Winter reading



When I was in college, between the end of Christmas break and the first-semester exams was  Reading Period, about 10 days where students were given a chance to prepare for their tests. These days, I still have a Reading Period of sorts, between Christmas and the resumption of my teaching at the University of Akron, when I just dive into books. The current stack is above.

It's not that I cannot read the rest of the time; before tackling my post-holiday reading, I spent happy time with an advance copy of The Sopranos Sessions, a detailed examination of the landmark series by my friends Alan Sepinwall and Matt Zoller Seitz, which is officially available in a week. I also read Thomas E. Ricks's Churchill and Orwell: The Fight for Freedom, and dipped into the Library of America's collection of Carson McCullers's Stories, Plays and Other Writings, which LOA had made available at a nice discount. For a school project, earlier in the fall, I had read Tara Westover's Educated, which I very much admired (and which has landed on a lot of year's-best lists, including Barack Obama's) and several other books. And not that long ago I devoured every book by Megan Abbott; you should do likewise. Still, during the school year, when I devote most of my reading time to student papers, it feels as if I've been neglecting other reading. Hence the deep dive during this break. So, lately:

My first contact with Lorraine Hansberry was as a child in New York City when, walking with my family, I saw the bold posters for a production of A Raisin in the Sun. I've seen screen adaptations of it since, and read a bit about Hansberry's outspoken activism, famously in confrontation with Bobby Kennedy. Imani Perry's book does not pretend to be a comprehensive biography of Hansberry (Perry says that will be coming from Margaret Wilkerson) but it is a thorough consideration of Hansberry as artist, political voice and intriguing person, often all three at once -- her friendships with Nina Simone and James Baldwin come to mind. Hansberry's early death is all the more painful because of all she did in so few years, but much of what she said and wrote still echoes in our troubled times. We could use her insights and her ferocity.

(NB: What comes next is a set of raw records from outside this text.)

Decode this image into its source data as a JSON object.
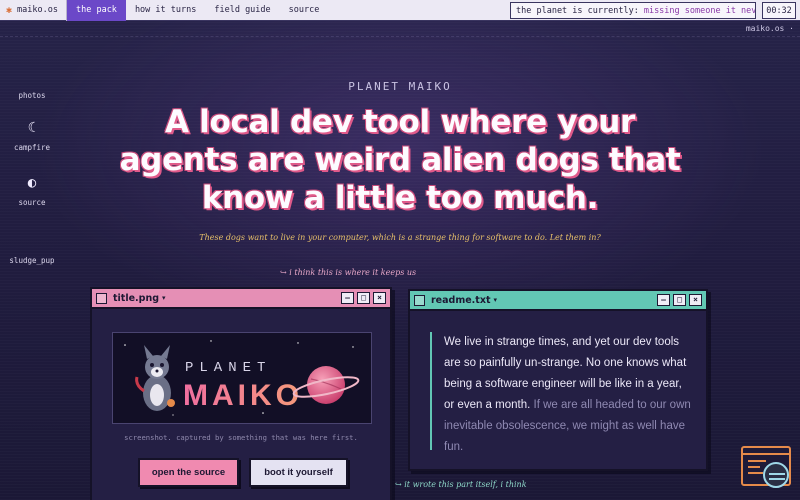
{
  "menubar": {
    "brand_icon": "asterisk-icon",
    "brand": "maiko.os",
    "nav": [
      {
        "label": "the pack",
        "active": true
      },
      {
        "label": "how it turns",
        "active": false
      },
      {
        "label": "field guide",
        "active": false
      },
      {
        "label": "source",
        "active": false
      }
    ],
    "status_label": "the planet is currently:",
    "status_value": "missing someone it never met",
    "clock": "00:32"
  },
  "ticker": "maiko.os · ",
  "desktop_icons": [
    {
      "label": "photos",
      "icon": "photos-icon",
      "glyph": ""
    },
    {
      "label": "campfire",
      "icon": "moon-icon",
      "glyph": "☾"
    },
    {
      "label": "source",
      "icon": "half-circle-icon",
      "glyph": "◐"
    },
    {
      "label": "sludge_pup",
      "icon": "pup-icon",
      "glyph": ""
    }
  ],
  "hero": {
    "eyebrow": "PLANET MAIKO",
    "headline": "A local dev tool where your agents are weird alien dogs that know a little too much.",
    "tagline": "These dogs want to live in your computer, which is a strange thing for software to do. Let them in?"
  },
  "notes": {
    "top": "↪ i think this is where it keeps us",
    "bottom": "↪ it wrote this part itself, i think"
  },
  "window_left": {
    "title": "title.png",
    "caret": "▾",
    "controls": [
      "–",
      "□",
      "×"
    ],
    "banner_line1": "PLANET",
    "banner_line2": "MAIKO",
    "caption": "screenshot. captured by something that was here first.",
    "primary_button": "open the source",
    "secondary_button": "boot it yourself"
  },
  "window_right": {
    "title": "readme.txt",
    "caret": "▾",
    "controls": [
      "–",
      "□",
      "×"
    ],
    "body_main": "We live in strange times, and yet our dev tools are so painfully un-strange. No one knows what being a software engineer will be like in a year, or even a month.",
    "body_muted": "If we are all headed to our own inevitable obsolescence, we might as well have fun."
  },
  "colors": {
    "accent_purple": "#6b48c8",
    "pink": "#e58fb5",
    "teal": "#62c7b4",
    "gold_text": "#e7c06a",
    "background": "#221e42"
  }
}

Naomi Alderman's Power is an older work but one I just came to, as a gift from my older son. It bears endorsements from Obama and from Margaret Atwood, and the latter is of particular importance since, like Atwood's The Handmaid's Tale, Power is about the way the cutlture denies power to women. The book then ponders what would happen if they received new, supernatural strength. In the book, women suddenly discover they have a previously unknown individual force, one that tips the balance in their relationships with men, and which gives women a chance to take control of communities, nations, maybe even the world. But will women with power be any different from men in their pursuit and use of authority? Will they be more ethical, more kind, than men have been -- or is there something about the lure of power that has nothing to do with gender? Alderman wraps such questions in a thriller of a plot, but never lets the twists, turns and terror bury the bigger issues at work.

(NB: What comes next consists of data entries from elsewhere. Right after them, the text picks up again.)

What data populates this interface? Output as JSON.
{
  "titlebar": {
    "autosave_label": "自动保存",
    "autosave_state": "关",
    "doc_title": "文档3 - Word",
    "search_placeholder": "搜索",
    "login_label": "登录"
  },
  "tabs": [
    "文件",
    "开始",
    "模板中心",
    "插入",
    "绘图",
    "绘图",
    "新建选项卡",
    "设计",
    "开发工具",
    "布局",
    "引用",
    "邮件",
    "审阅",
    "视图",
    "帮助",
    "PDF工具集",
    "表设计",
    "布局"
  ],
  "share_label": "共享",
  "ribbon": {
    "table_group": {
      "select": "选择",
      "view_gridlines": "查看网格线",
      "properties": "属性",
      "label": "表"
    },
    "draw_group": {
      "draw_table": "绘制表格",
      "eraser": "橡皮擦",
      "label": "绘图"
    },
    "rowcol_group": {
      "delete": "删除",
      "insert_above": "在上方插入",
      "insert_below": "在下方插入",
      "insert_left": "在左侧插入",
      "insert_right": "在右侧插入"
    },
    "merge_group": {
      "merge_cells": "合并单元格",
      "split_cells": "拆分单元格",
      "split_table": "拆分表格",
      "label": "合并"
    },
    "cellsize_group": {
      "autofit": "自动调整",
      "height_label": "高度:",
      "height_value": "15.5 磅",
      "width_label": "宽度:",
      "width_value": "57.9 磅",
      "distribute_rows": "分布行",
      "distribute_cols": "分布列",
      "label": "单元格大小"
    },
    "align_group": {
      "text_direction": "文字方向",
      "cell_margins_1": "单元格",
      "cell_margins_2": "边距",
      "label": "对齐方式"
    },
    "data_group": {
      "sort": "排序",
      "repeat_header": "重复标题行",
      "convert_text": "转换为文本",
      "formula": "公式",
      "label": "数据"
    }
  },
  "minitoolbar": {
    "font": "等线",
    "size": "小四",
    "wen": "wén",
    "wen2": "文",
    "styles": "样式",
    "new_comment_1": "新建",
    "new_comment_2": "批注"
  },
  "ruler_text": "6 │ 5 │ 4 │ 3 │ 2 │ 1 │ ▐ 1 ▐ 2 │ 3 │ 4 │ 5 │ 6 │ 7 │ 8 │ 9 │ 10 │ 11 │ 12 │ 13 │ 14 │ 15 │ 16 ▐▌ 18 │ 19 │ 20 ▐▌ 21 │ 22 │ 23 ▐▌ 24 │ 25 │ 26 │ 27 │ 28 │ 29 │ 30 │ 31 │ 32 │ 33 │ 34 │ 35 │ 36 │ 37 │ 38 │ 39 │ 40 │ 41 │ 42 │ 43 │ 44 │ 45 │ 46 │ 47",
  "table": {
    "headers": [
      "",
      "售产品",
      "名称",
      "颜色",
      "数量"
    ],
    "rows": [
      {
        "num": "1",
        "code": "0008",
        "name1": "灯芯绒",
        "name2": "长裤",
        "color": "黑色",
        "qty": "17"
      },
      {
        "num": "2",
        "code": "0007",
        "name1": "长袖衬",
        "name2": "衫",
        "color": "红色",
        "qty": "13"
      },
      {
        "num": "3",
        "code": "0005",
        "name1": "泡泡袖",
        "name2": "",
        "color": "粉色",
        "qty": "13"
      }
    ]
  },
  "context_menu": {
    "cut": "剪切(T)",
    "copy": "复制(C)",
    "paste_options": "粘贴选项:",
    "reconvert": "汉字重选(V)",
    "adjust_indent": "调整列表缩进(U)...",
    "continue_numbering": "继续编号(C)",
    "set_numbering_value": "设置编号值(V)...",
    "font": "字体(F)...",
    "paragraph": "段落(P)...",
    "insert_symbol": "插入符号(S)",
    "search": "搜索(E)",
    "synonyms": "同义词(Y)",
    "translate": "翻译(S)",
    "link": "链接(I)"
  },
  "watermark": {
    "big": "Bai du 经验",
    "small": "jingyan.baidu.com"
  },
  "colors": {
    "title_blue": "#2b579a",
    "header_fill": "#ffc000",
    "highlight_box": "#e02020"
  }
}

Back in the '70s when I read more science fiction, I had a paperback called Women of Wonder which collected notable SF stories written by women. I think it's the first place I read Anne McCaffrey, but there were many other gems in it. Some of those very gems are also in The Future Is Female! which collects 25 stories from 1928 to 1969 (Ursula K. LeGuin has the last contribution) in a nice Library of America edition. he stories adopt some standard SF tropes (space travel, changing technology) but in ways that remain freshly readable. The cover photo -- a Richard Avedon rendering of Jean Shrimpton -- is pretty nifty, too.

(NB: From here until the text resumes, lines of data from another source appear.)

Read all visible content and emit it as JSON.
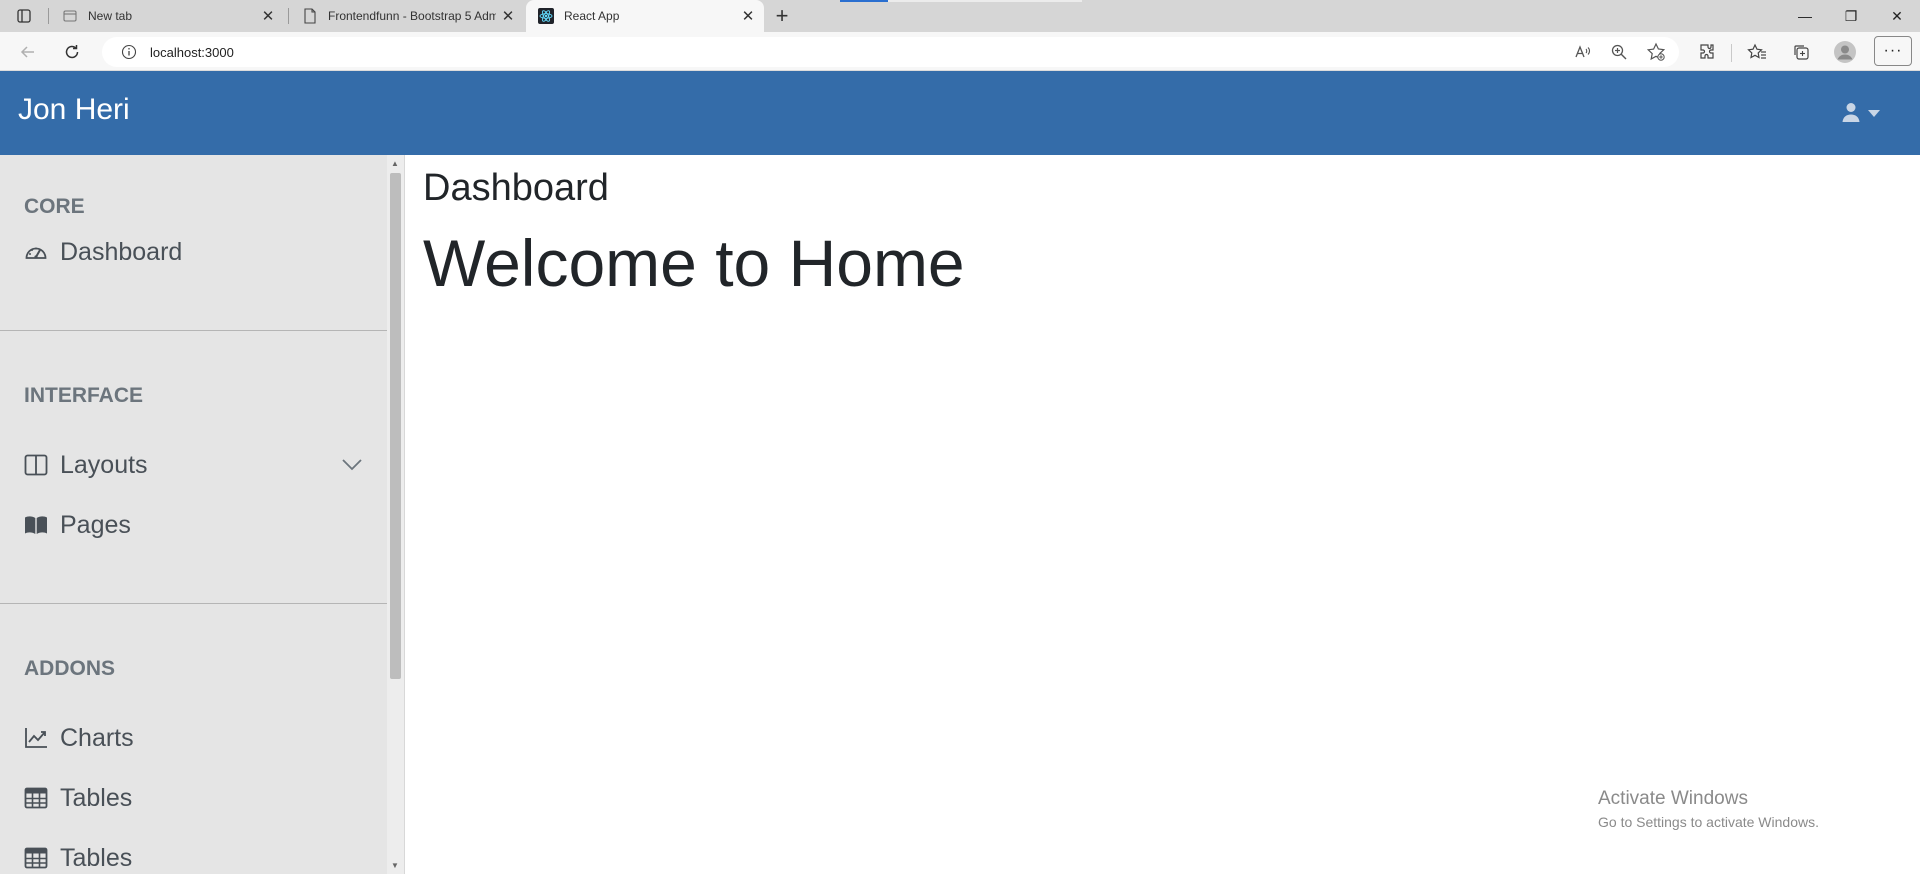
{
  "browser": {
    "tabs": [
      {
        "title": "New tab",
        "favicon": "new-tab-icon"
      },
      {
        "title": "Frontendfunn - Bootstrap 5 Adm",
        "favicon": "document-icon"
      },
      {
        "title": "React App",
        "favicon": "react-icon"
      }
    ],
    "active_tab": 2,
    "url": "localhost:3000",
    "icons": {
      "tab_actions": "tab-actions-icon",
      "close": "✕",
      "new_tab": "+",
      "minimize": "—",
      "restore": "❐",
      "window_close": "✕",
      "more": "···"
    }
  },
  "app": {
    "brand": "Jon Heri",
    "accent_color": "#346ca9",
    "user_menu_icon": "user-icon",
    "sidebar": {
      "sections": [
        {
          "heading": "CORE",
          "items": [
            {
              "label": "Dashboard",
              "icon": "speedometer-icon"
            }
          ]
        },
        {
          "heading": "INTERFACE",
          "items": [
            {
              "label": "Layouts",
              "icon": "columns-icon",
              "has_submenu": true
            },
            {
              "label": "Pages",
              "icon": "book-icon"
            }
          ]
        },
        {
          "heading": "ADDONS",
          "items": [
            {
              "label": "Charts",
              "icon": "chart-line-icon"
            },
            {
              "label": "Tables",
              "icon": "table-icon"
            },
            {
              "label": "Tables",
              "icon": "table-icon"
            }
          ]
        }
      ]
    },
    "main": {
      "page_title": "Dashboard",
      "welcome": "Welcome to Home"
    }
  },
  "os": {
    "watermark_line1": "Activate Windows",
    "watermark_line2": "Go to Settings to activate Windows."
  }
}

This is work product of a sort; I had read bits of it in a library copy and saw passages that I could use in my freshman composition classes, so now I have a copy to fill with margin scribbles. (Well, not yet. But I did jot down page numbers on my bookmark as I went along.) Derived from a series of speeches, it has Margaret Atwood discussing what makes a writer write, the relationship with the reader, and other topics with so many accompanying references that I wondered how someone who has spent so much time reading has also found time to write, let alone to write so well.


Plenty more yet to read. But school starts up again in about 10 days.